Lets examine a Write command as an example. 1) Job wants to write data to tape. 2) Data is placed into the Tape Engine buffer. 3) Buffer fills so Tape Engine issues a Write command containing the data. 4) Command is sent to the OS API, 5) OS API passes the command to the SCSI Port provided by the controller driver. 6) Controller driver sends command to the controller and through the correct bus to the device. 7a) Command passes from the controller to the cable, 7b) If this is Fibre it will then go to the switch and possible a Fibre to SCSI bridge, 8) Command is received by the tape drive it is addressed to. 9) In the case of SCSI the command will travel the full length of the buss until it is absorbed by the terminator. 10) The tape drive will send the data to itÆs internal buffer. 11) The data will be written to tape from the buffer.

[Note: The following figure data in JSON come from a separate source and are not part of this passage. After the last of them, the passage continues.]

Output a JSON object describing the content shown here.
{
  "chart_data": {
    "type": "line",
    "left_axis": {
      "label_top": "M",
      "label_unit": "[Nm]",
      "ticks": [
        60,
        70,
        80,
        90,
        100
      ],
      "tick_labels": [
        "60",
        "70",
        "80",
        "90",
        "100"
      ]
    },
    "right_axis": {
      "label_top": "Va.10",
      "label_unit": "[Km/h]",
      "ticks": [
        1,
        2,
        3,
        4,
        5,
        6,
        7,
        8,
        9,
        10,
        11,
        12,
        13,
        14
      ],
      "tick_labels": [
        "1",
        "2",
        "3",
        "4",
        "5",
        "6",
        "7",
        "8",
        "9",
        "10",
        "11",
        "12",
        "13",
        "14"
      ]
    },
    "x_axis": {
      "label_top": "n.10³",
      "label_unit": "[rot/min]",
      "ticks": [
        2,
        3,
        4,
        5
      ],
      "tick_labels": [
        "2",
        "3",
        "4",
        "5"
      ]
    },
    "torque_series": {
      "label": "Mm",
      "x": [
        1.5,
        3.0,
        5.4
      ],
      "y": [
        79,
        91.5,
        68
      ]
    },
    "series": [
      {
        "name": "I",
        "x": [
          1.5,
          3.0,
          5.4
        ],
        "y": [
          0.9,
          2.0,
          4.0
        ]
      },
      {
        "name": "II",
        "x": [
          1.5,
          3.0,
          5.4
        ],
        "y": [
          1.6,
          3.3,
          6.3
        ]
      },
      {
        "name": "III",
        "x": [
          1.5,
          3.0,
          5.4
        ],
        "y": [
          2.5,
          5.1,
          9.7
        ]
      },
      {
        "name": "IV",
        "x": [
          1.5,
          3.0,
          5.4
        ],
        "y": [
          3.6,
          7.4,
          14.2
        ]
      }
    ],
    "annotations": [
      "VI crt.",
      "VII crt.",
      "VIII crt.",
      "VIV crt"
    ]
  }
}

Now if anything happens along the way to cause this command to be lost or corrupted the OS may not get a response back and the result will be and NT SCSI Port error. Here are some common problems.
At the OS level a conflicting application, such as an OS tape and/or media changer driver. It could also be an application designed to control an optical or CD library. At the controller level it could also be a driver problem, such as a bug or the need for an OEM specific version of the driver. At the controller level it could also be a setting such as enable wide negotiation, or the DMA transfer speed. At the cable level for SCSI it might not be properly shielded or made to meet the specific resistance range. Also for SCSI the termination might not be set correctly, it might be the wrong type of terminator or defective. If a Fibre to SCSI Bridge is used, then these things need to be followed at the SCSI side of the bridge. For Fibre it could be cable, GBIC, switch and bridge firmware/setting. Hardware or software configuration for the tape drive within a library could cause problems with any or just a specific drive. Finally a firmware or hardware problem within the tape drive could result in the error.
A problem with any of this could result in exactly the same NT SCSI Port error. Thus we find that from the error it is not possible to tell were the problem is.